Property owner says precedent has been set in manufactured home park
October 11, 2017

Story Location:
32 South Shore Drive
Bethany Beach  Delaware
United States

Sussex County officials have slammed the door on a couple wanting to put a modular home in a manufactured home park near Indian River Inlet.

At its Sept. 18 meeting, the county's board of adjustment voted 5-0 to deny an appeal filed by the property owners of a decision made by the county's director of planning and zoning, who did not allow them to get a building permit or file for a special-use exception.

Now the couple is in a costly predicament. They purchased a $350,000 lot in South Shore Marina near Bethany Beach, aiming to place a factory-built modular home there. Applicant Jason Harshbarger said a precedent had been established because the small manufactured park contains other modular and stick-built homes.

The park, which is zoned MR, medium-density residential, existed prior to zoning, so it's grandfathered in.

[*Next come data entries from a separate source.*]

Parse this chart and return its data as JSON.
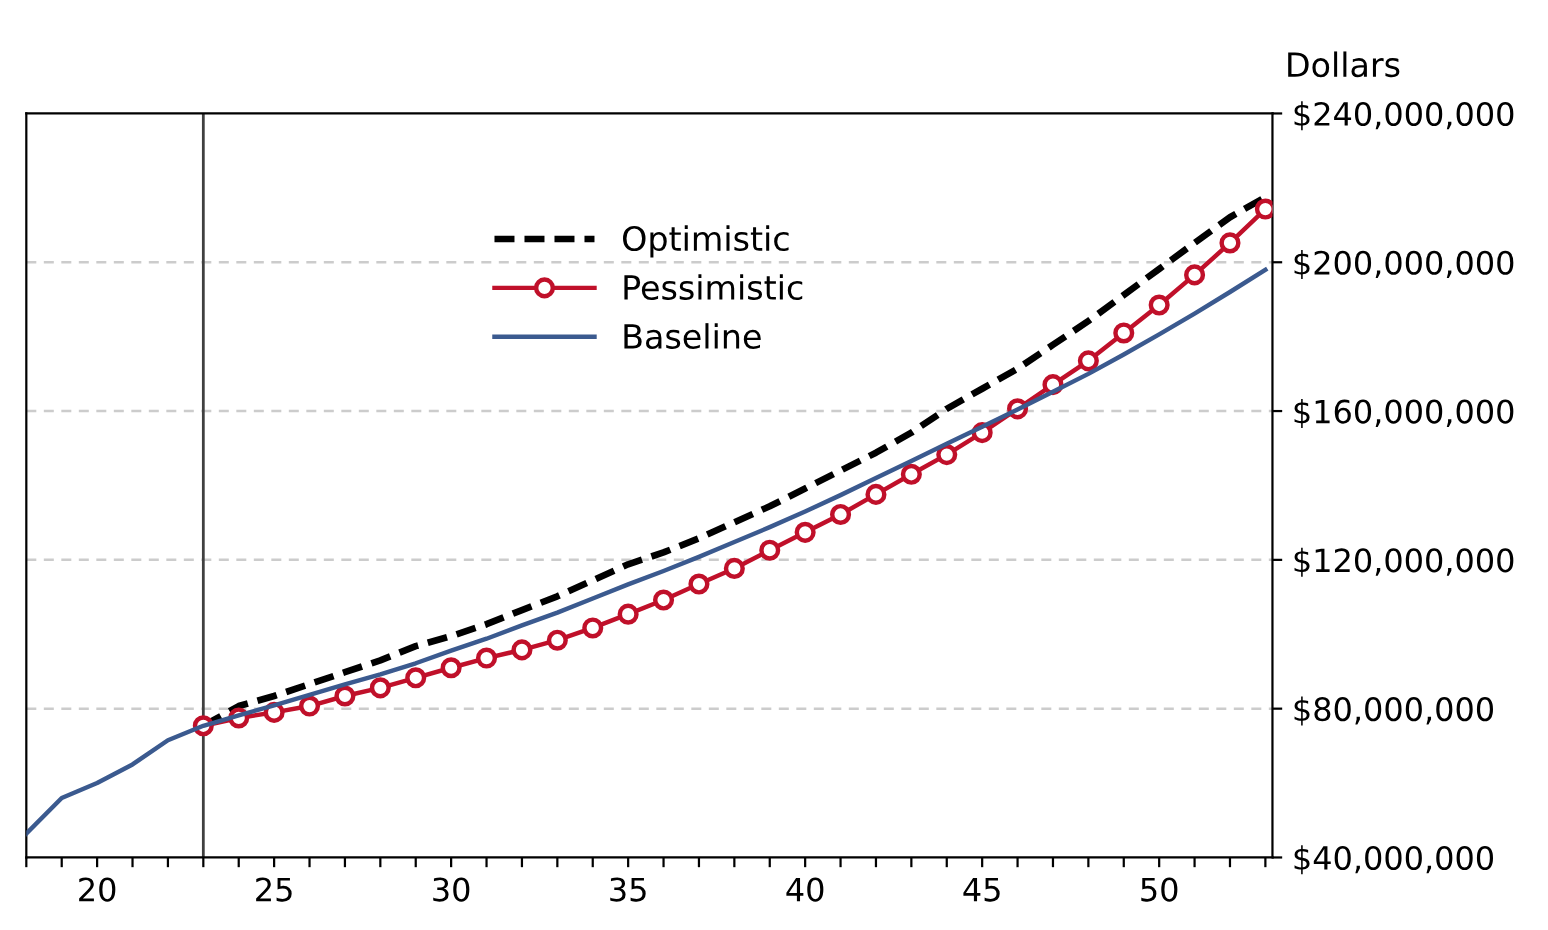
{
  "chart_data": {
    "type": "line",
    "ylabel": "Dollars",
    "xlim": [
      18,
      53.2
    ],
    "ylim": [
      40000000,
      240000000
    ],
    "xticks": [
      {
        "value": 18,
        "label": null
      },
      {
        "value": 19,
        "label": null
      },
      20,
      {
        "value": 21,
        "label": null
      },
      {
        "value": 22,
        "label": null
      },
      {
        "value": 23,
        "label": null
      },
      {
        "value": 24,
        "label": null
      },
      25,
      {
        "value": 26,
        "label": null
      },
      {
        "value": 27,
        "label": null
      },
      {
        "value": 28,
        "label": null
      },
      {
        "value": 29,
        "label": null
      },
      30,
      {
        "value": 31,
        "label": null
      },
      {
        "value": 32,
        "label": null
      },
      {
        "value": 33,
        "label": null
      },
      {
        "value": 34,
        "label": null
      },
      35,
      {
        "value": 36,
        "label": null
      },
      {
        "value": 37,
        "label": null
      },
      {
        "value": 38,
        "label": null
      },
      {
        "value": 39,
        "label": null
      },
      40,
      {
        "value": 41,
        "label": null
      },
      {
        "value": 42,
        "label": null
      },
      {
        "value": 43,
        "label": null
      },
      {
        "value": 44,
        "label": null
      },
      45,
      {
        "value": 46,
        "label": null
      },
      {
        "value": 47,
        "label": null
      },
      {
        "value": 48,
        "label": null
      },
      {
        "value": 49,
        "label": null
      },
      50,
      {
        "value": 51,
        "label": null
      },
      {
        "value": 52,
        "label": null
      },
      {
        "value": 53,
        "label": null
      }
    ],
    "yticks": [
      {
        "value": 40000000,
        "label": "$40,000,000"
      },
      {
        "value": 80000000,
        "label": "$80,000,000"
      },
      {
        "value": 120000000,
        "label": "$120,000,000"
      },
      {
        "value": 160000000,
        "label": "$160,000,000"
      },
      {
        "value": 200000000,
        "label": "$200,000,000"
      },
      {
        "value": 240000000,
        "label": "$240,000,000"
      }
    ],
    "grid": "y",
    "legend": "top",
    "ref_lines": [
      {
        "axis": "x",
        "value": 23,
        "color": "#404040"
      }
    ],
    "series": [
      {
        "name": "Optimistic",
        "color": "#000000",
        "line_style": "dashed",
        "marker": "none",
        "x": [
          23,
          24,
          25,
          26,
          27,
          28,
          29,
          30,
          31,
          32,
          33,
          34,
          35,
          36,
          37,
          38,
          39,
          40,
          41,
          42,
          43,
          44,
          45,
          46,
          47,
          48,
          49,
          50,
          51,
          52,
          53
        ],
        "values": [
          75400000,
          80700000,
          83400000,
          86600000,
          89800000,
          93000000,
          96800000,
          99500000,
          102700000,
          106500000,
          110200000,
          114500000,
          118800000,
          122000000,
          125800000,
          130100000,
          134400000,
          139200000,
          144000000,
          148800000,
          154200000,
          160600000,
          166000000,
          171400000,
          177800000,
          184200000,
          191200000,
          198200000,
          205200000,
          212100000,
          217500000
        ]
      },
      {
        "name": "Pessimistic",
        "color": "#c0102a",
        "line_style": "solid",
        "marker": "circle",
        "x": [
          23,
          24,
          25,
          26,
          27,
          28,
          29,
          30,
          31,
          32,
          33,
          34,
          35,
          36,
          37,
          38,
          39,
          40,
          41,
          42,
          43,
          44,
          45,
          46,
          47,
          48,
          49,
          50,
          51,
          52,
          53
        ],
        "values": [
          75400000,
          77500000,
          79000000,
          80700000,
          83400000,
          85600000,
          88300000,
          91000000,
          93600000,
          95800000,
          98400000,
          101700000,
          105400000,
          109200000,
          113500000,
          117700000,
          122600000,
          127400000,
          132200000,
          137600000,
          143000000,
          148300000,
          154200000,
          160600000,
          167100000,
          173500000,
          181000000,
          188500000,
          196600000,
          205200000,
          214300000
        ]
      },
      {
        "name": "Baseline",
        "color": "#3b5a8f",
        "line_style": "solid",
        "marker": "none",
        "x": [
          18,
          19,
          20,
          21,
          22,
          23,
          24,
          25,
          26,
          27,
          28,
          29,
          30,
          31,
          32,
          33,
          34,
          35,
          36,
          37,
          38,
          39,
          40,
          41,
          42,
          43,
          44,
          45,
          46,
          47,
          48,
          49,
          50,
          51,
          52,
          53
        ],
        "values": [
          46400000,
          56000000,
          60000000,
          65000000,
          71500000,
          75400000,
          78200000,
          80900000,
          83700000,
          86500000,
          89200000,
          92200000,
          95600000,
          98800000,
          102400000,
          105800000,
          109600000,
          113400000,
          117000000,
          120800000,
          124800000,
          128800000,
          133000000,
          137400000,
          142000000,
          146600000,
          151200000,
          155800000,
          160400000,
          165200000,
          170000000,
          175200000,
          180600000,
          186200000,
          192000000,
          198000000
        ]
      }
    ]
  }
}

Harshbarger pleaded his case to the board during its Sept. 11 meeting, appealing a decision by Planning and Zoning Director Janelle Cornwell preventing him from placing a modular home in the park on South Shore Drive Extended.

Cornwell told the board that county code is very specific. Only one modular or stick-built home is permitted in a manufactured home park for the manager. “There is no section in code to allow modulars in a manufactured home park,” she said.

“I feel sorry for them, but I don't see anything in county code to provide relief,” said Chairman Dale Callaway as the board debated the appeal Sept. 11.

“How do they fix this problem?” asked board member John Mills.

Board attorney Jamie Sharp said the only option the couple has is to follow county code and place a manufactured home on the site.

Sharp said it was doubtful the park could be converted to a subdivisions because the minimum lot size in MR zoning is 10,000 square feet. Manufactured home parks are allowed to have 5,000-square-foot lot sizes. He said all of the lease-holders and landlord would have to agree and apply for a rezoning.

“But this is not the issue that is before us,” Sharp told the board.

Harshbarger said nearly a quarter of the homes in the small park are modular or stick-built. He said his research of county records showed four special-use exceptions were granted by the board for homes in the park from 2005 to 2014. “I have a home built and ready to be moved to the community,” he said.

“It's unfortunate the board has approved them in the past, which amazes me it was allowed,” Mills said.

Adam Rones of Culver and Pierce LLC, representing the applicant, said previous board approvals have changed the character and value of the community. “The value of the lots is not typical value in a manufactured home park,” he said.

Two vacant lots in the park are listed for sale for $350,000 each.

“If this doesn't go in their favor it will adversely affect others in the community as well,” Rones said during the Sept. 11 hearing. “The Harshbargers did their due diligence and used board hearing history. They want to know why they are not being treated the same as others.”

To further complicate the matter, Harshbarger said the owner of the park wrote in his lease that when a property was transferred and a manufactured home replaced, a modular or stick-built home must be erected in its place.

Cornwell said the lease does not comply with county code. Board member Ellen Magee urged county legal staff to contact the property owner to make him aware of the issue with the lease.